Two wheels later the chicken was a crumpled mess and Aaron the avowed vegetarian was cackling. A vendor stared after me as I drove on by, pausing only to look back at the heap of feathers. All I could think was what a stupid animal.

Traffic, Phu Quoc

We made it comfortably to Ha Tien in time for the ferry and a banh mi. Only once we arrived in Phu Quoc did we learn that ferries also run from Rach Gia.

The dock gave way to a dirt road almost immediately, and picking the direction of most of the tourist traffic we rode blithely to where we hoped might be hotel. Two kilometres of riding on a flat back tire, an instant noodle lunch, and a mechanic who refused to charge Aaron for a tightened chain and chain-grease, we found ourselves eventually at the Duong Dong beach with all of its hotels and burgeoning tourist infrastructure.

Ohp

Thus ensued three days of sloth and indolence and wonderfully quiet beaches with lushly warm water. We did a snorkeling tour around islands and beaches that looked straight out of a promotional video for tropical paradise and which also included Asian couples in matching outfits taking endless glamour shots on the boat deck and beaches. One proud father in a shirt emblazoned, ‘Strokin’ the snake six days a week’.

Days ended with sunburned backs and coconut ice-cream anointed with sweetened condensed milk and crushed nuts from our dear friend and beard enthusiast, Ohp.

Mekong Delta life

Another day idled away in fish-net hammocks on a beach otherwise only populated by those running the shack which supplied moderately chilled beer and soft drinks. When the power dies on Phu Quoc it dies for most of the day. Motorbike rides, beer and pool.
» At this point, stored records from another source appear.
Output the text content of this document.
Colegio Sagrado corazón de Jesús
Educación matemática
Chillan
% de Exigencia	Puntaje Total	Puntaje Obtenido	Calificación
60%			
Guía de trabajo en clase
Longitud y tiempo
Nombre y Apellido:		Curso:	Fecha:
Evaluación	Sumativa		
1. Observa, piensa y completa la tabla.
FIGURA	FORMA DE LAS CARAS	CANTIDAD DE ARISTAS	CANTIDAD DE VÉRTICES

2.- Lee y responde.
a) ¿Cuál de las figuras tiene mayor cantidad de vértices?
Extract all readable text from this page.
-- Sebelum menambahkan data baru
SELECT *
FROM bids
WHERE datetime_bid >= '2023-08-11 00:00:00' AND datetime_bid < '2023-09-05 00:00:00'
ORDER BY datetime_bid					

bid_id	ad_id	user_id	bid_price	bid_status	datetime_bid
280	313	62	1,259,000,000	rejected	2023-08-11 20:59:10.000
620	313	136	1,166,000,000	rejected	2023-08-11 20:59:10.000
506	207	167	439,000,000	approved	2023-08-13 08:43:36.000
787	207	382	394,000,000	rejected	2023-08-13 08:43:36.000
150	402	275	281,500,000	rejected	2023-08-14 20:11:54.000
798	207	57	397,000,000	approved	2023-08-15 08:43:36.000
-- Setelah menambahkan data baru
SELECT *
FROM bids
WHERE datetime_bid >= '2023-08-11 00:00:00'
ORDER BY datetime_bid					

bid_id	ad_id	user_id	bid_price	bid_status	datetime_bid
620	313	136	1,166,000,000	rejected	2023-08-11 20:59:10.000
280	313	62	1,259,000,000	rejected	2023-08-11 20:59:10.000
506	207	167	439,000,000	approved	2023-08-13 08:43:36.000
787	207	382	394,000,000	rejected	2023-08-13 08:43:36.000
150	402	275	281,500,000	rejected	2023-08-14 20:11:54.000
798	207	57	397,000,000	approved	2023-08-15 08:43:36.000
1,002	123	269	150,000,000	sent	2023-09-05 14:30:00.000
We left this quiet haven early one morn in an attempt to catch the Superdong back to the mainland. Only, it was booked out. Scampering to the next wharf, we found a slightly less Superdong that had space for us, and lo we were back and on the final leg of our journey, back to Ho Chi Minh city through the Mekong Delta.

Clean vegetables

First stop, Chau Doc. Ostensibly on the tourist radar, but clearly not that of the Western tourist, everyone here unfailingly shouted “Hello!” as we passed, with people frequently spotting us as we entered the street and making a b-line towards my shoulder for the customary measuring. On the ride there when we stopped for lunch and some sunscreen reapplication. One of the women working at the restaurant tried to convince Aaron to part ways with his precious protection. He was having none of it.
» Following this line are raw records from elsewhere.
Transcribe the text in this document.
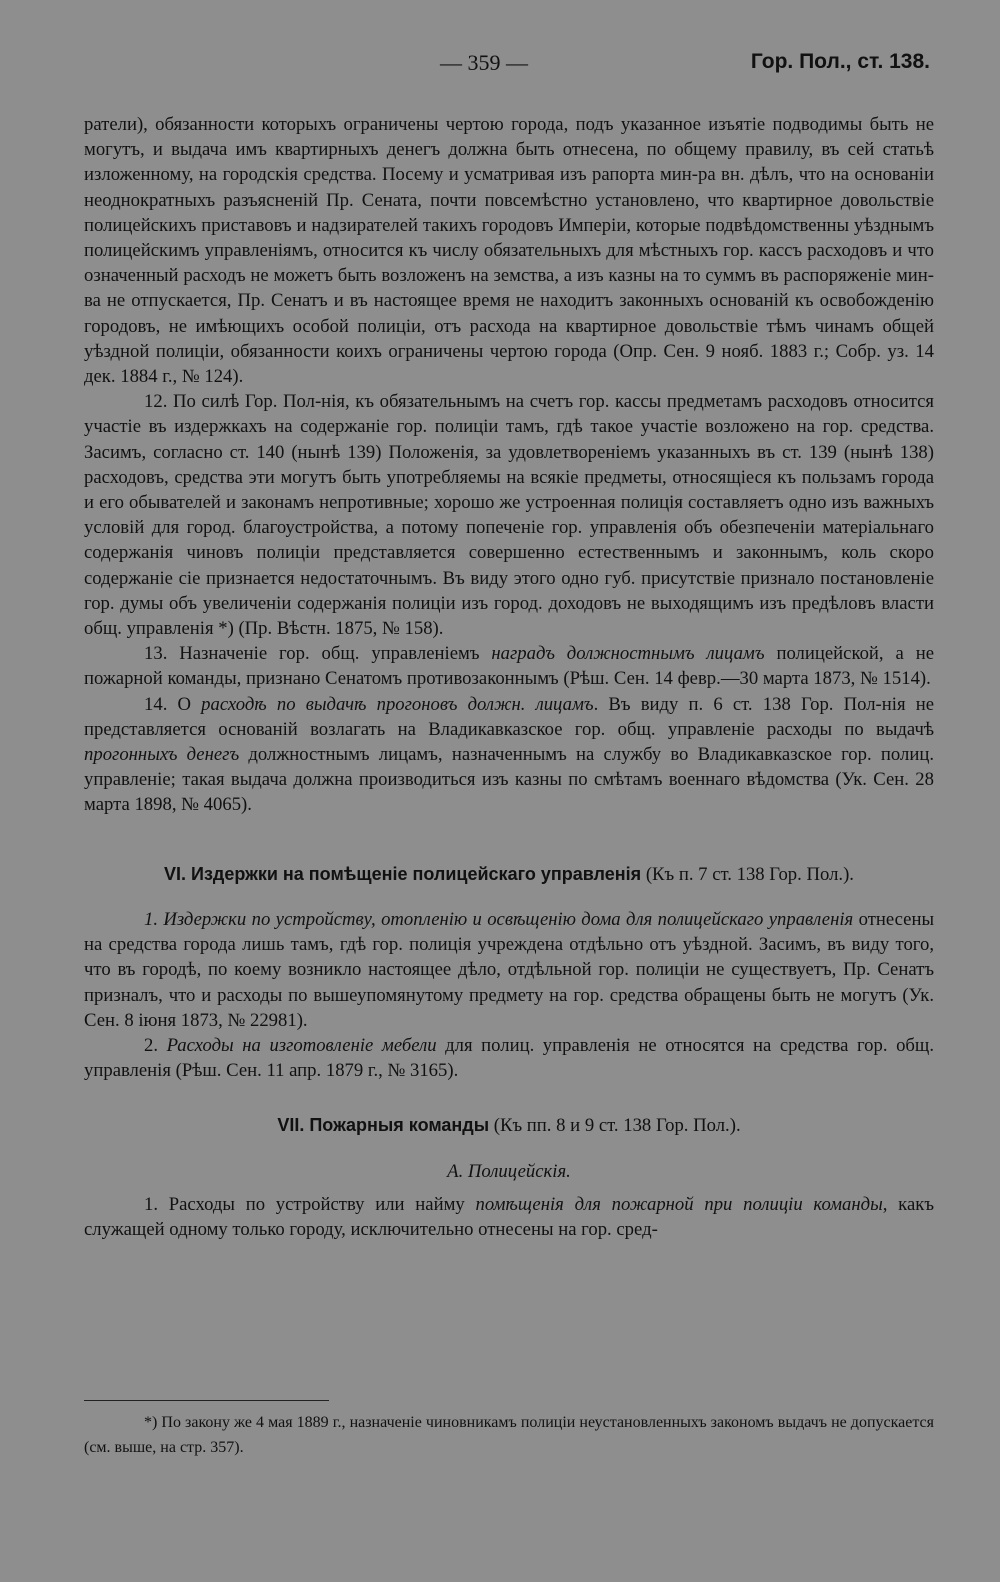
— 359 —	Гор. Пол., ст. 138.

ратели), обязанности которыхъ ограничены чертою города, подъ указанное изъятіе подводимы быть не могутъ, и выдача имъ квартирныхъ денегъ должна быть отнесена, по общему правилу, въ сей статьѣ изложенному, на городскія средства. Посему и усматривая изъ рапорта мин-ра вн. дѣлъ, что на основаніи неоднократныхъ разъясненій Пр. Сената, почти повсемѣстно установлено, что квартирное довольствіе полицейскихъ приставовъ и надзирателей такихъ городовъ Имперіи, которые подвѣдомственны уѣзднымъ полицейскимъ управленіямъ, относится къ числу обязательныхъ для мѣстныхъ гор. кассъ расходовъ и что означенный расходъ не можетъ быть возложенъ на земства, а изъ казны на то суммъ въ распоряженіе мин-ва не отпускается, Пр. Сенатъ и въ настоящее время не находитъ законныхъ основаній къ освобожденію городовъ, не имѣющихъ особой полиціи, отъ расхода на квартирное довольствіе тѣмъ чинамъ общей уѣздной полиціи, обязанности коихъ ограничены чертою города (Опр. Сен. 9 нояб. 1883 г.; Собр. уз. 14 дек. 1884 г., № 124).

12. По силѣ Гор. Пол-нія, къ обязательнымъ на счетъ гор. кассы предметамъ расходовъ относится участіе въ издержкахъ на содержаніе гор. полиціи тамъ, гдѣ такое участіе возложено на гор. средства. Засимъ, согласно ст. 140 (нынѣ 139) Положенія, за удовлетвореніемъ указанныхъ въ ст. 139 (нынѣ 138) расходовъ, средства эти могутъ быть употребляемы на всякіе предметы, относящіеся къ пользамъ города и его обывателей и законамъ непротивные; хорошо же устроенная полиція составляетъ одно изъ важныхъ условій для город. благоустройства, а потому попеченіе гор. управленія объ обезпеченіи матеріальнаго содержанія чиновъ полиціи представляется совершенно естественнымъ и законнымъ, коль скоро содержаніе сіе признается недостаточнымъ. Въ виду этого одно губ. присутствіе признало постановленіе гор. думы объ увеличеніи содержанія полиціи изъ город. доходовъ не выходящимъ изъ предѣловъ власти общ. управленія *) (Пр. Вѣстн. 1875, № 158).

13. Назначеніе гор. общ. управленіемъ наградъ должностнымъ лицамъ полицейской, а не пожарной команды, признано Сенатомъ противозаконнымъ (Рѣш. Сен. 14 февр.—30 марта 1873, № 1514).

14. О расходѣ по выдачѣ прогоновъ должн. лицамъ. Въ виду п. 6 ст. 138 Гор. Пол-нія не представляется основаній возлагать на Владикавказское гор. общ. управленіе расходы по выдачѣ прогонныхъ денегъ должностнымъ лицамъ, назначеннымъ на службу во Владикавказское гор. полиц. управленіе; такая выдача должна производиться изъ казны по смѣтамъ военнаго вѣдомства (Ук. Сен. 28 марта 1898, № 4065).

VI. Издержки на помѣщеніе полицейскаго управленія (Къ п. 7 ст. 138 Гор. Пол.).

1. Издержки по устройству, отопленію и освѣщенію дома для полицейскаго управленія отнесены на средства города лишь тамъ, гдѣ гор. полиція учреждена отдѣльно отъ уѣздной. Засимъ, въ виду того, что въ городѣ, по коему возникло настоящее дѣло, отдѣльной гор. полиціи не существуетъ, Пр. Сенатъ призналъ, что и расходы по вышеупомянутому предмету на гор. средства обращены быть не могутъ (Ук. Сен. 8 іюня 1873, № 22981).

2. Расходы на изготовленіе мебели для полиц. управленія не относятся на средства гор. общ. управленія (Рѣш. Сен. 11 апр. 1879 г., № 3165).

VII. Пожарныя команды (Къ пп. 8 и 9 ст. 138 Гор. Пол.).
А. Полицейскія.

1. Расходы по устройству или найму помѣщенія для пожарной при полиціи команды, какъ служащей одному только городу, исключительно отнесены на гор. сред-

*) По закону же 4 мая 1889 г., назначеніе чиновникамъ полиціи неустановленныхъ закономъ выдачъ не допускается (см. выше, на стр. 357).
Chau Doc spreads out around a central mountain, the ring road literally encircling it. Motorbike taxis offer constantly to take you up, offers Aaron and I answered by jingling our keys. We attempted it ourselves and found the gradient formidable. The tortured whine of my bike in first and the clunk of gear-skipping stalls. The ferocious roar of a bike suddenly in neutral.

Beach life

For some reason we could not identify there were whole roast pigs being carried around the city and placed in a votive manner in front of smoke screens of incense in temples. Slavering, I followed every pig to its destination and tried to mime my eating it. Something was lost in translation. Maybe they feared the deranged look in my eyes.
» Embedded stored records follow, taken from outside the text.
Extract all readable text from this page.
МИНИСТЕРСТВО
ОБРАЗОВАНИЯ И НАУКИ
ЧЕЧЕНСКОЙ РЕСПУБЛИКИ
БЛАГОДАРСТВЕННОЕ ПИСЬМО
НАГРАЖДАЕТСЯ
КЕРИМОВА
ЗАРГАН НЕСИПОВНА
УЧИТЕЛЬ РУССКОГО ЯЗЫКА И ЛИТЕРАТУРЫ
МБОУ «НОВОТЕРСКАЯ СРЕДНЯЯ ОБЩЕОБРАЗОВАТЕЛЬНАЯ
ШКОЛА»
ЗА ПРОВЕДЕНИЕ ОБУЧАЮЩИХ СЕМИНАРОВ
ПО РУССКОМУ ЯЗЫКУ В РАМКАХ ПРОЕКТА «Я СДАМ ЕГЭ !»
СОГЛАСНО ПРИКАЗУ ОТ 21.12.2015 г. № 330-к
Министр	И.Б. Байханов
The last port of call was Sa Dec. On the way we stopped for a hearty Bun Rieu, replete with mysterious gristle chunks and tubes. In the city itself there was little to do except wander through the Mekong adjacent market and sample the endless variety of street food. It was one of my favourite stops.


HCM smoking balcony

We rode fast and hard to Saigon, fearing the same congestion, heat and horror of our journey south. This time the roads were relatively empty and we made excellent time, stopping for one last road side hammock and coffee. In Saigon we sold our bikes to Mr. Danh and basked in the gentle pleasure of a completed 3000km+ journey.

Over a decadent five dish dinner and beers and green apple slushies spiked with vodka on Bui Vien street we reminisced and talked shit.


End of the road

The dream was over, but we had awoken at the perfect time.